MEMOIR FROM DONNA: THE BACK PORCH

THE BACK PORCH

by Donna Johns

I used to have a back porch.

The house on Sycamore Street was rickety around the edges, full of horsehair plaster and faded midcentury wallpaper. The plumbing rattled, the old gas stove belched, the lights flickered. Spindles on the front staircases were frequently kicked out by active children racing up and down. The old house swayed in high winds but never broke.
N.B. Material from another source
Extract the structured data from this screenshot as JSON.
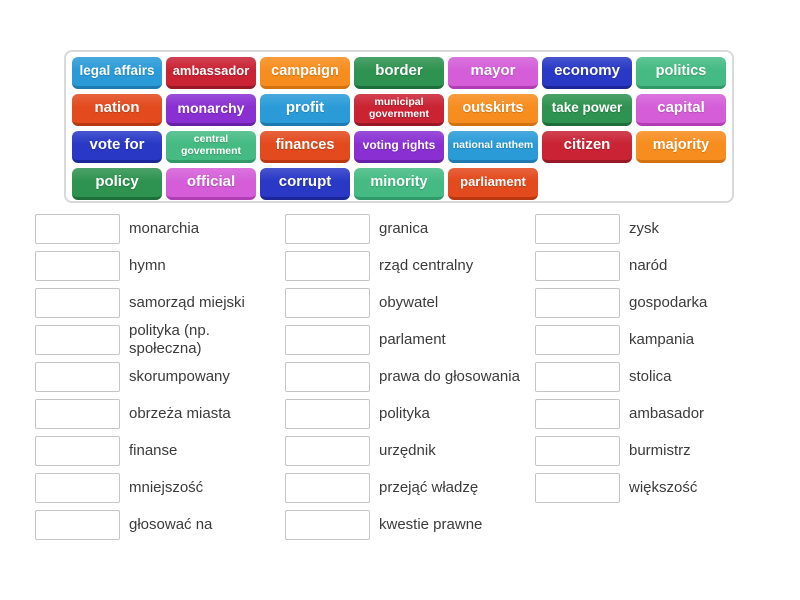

Off the kitchen, with its decaying tile, was my back porch. It was long and narrow with a wide plank floor and four large windows. It was on the second floor, so the view out the windows was at tree level. In the spring, dogwood blossoms spread out like a quilt of pale green and white and pink. In the summer, lush green branches sang in soft breezes. Autumn was gaudy with scarlets and yellows. Winter’s bare branches, encased in ice, scraped against the windows and sent me inside for a month or two.

I had a phone on the porch. With it I negotiated with my dentist to pay over time for the children’s dental care, prevailed upon the electric company to accept a partial payment, begged the oil company for a small delivery to tide us over until pay day. I had a computer on the porch so I could work a second and third job, using my research skills to bring in much needed money.

The proximity of the porch to the kitchen came in handy when little thieves would grab the refrigerator door handle in search of lunch meat, bread, fruit.  I guarded the food fiercely, for there was no money for more. They were well fed only because my parents or my favorite uncle would drop by every week or so with grocery bags brimming with healthy basics and decadent treats.

My coffee pot was close by for frequent refills. I would drink from my mug, smoke a cigarette, and steer the family ship past one obstacle, then another, and another.  New shoes (three sizes in one year?), highwater pants (can I let the hem down?), field trips (you need how much money by tomorrow?).

But my porch was also a place for me to read, to write, to dream. One child or another would escape the noise that permeated the house to sit on the porch with me, confide a sorrow or a triumph, or just enjoy companionable silence among the trees. Cats stretched out on the window sill, chattering at birds.

I don’t have a porch any more. Just a utilitarian step to the sidewalk. The children are all gone to their own lives. But I have the memory of that porch and a challenging life well lived.

BOLLI Matters feature writer Donna Johns

Donna is a teacher/librarian, writer of unpublished romance novels, sometime director of community theater and BOLLI member. She has two fantastic faux knees which set off the metal detectors at Fenway Park.

4 thoughts on “MEMOIR FROM DONNA: THE BACK PORCH”

  1. Hello Donna, it was a real treat to read this ode to your long-ago porch this morning. I felt right at home there with you.

  2. That’s a great memory, Donna. I have always loved porches, whether of the outdoor (like yours) or screened-in variety. In the triple-decker I grew up in on the third floor in Dorchester, we had an outdoor back porch facing the communal yard of a few different houses and an enclosed but unheated front porch that my brother and I used as a bowling alley!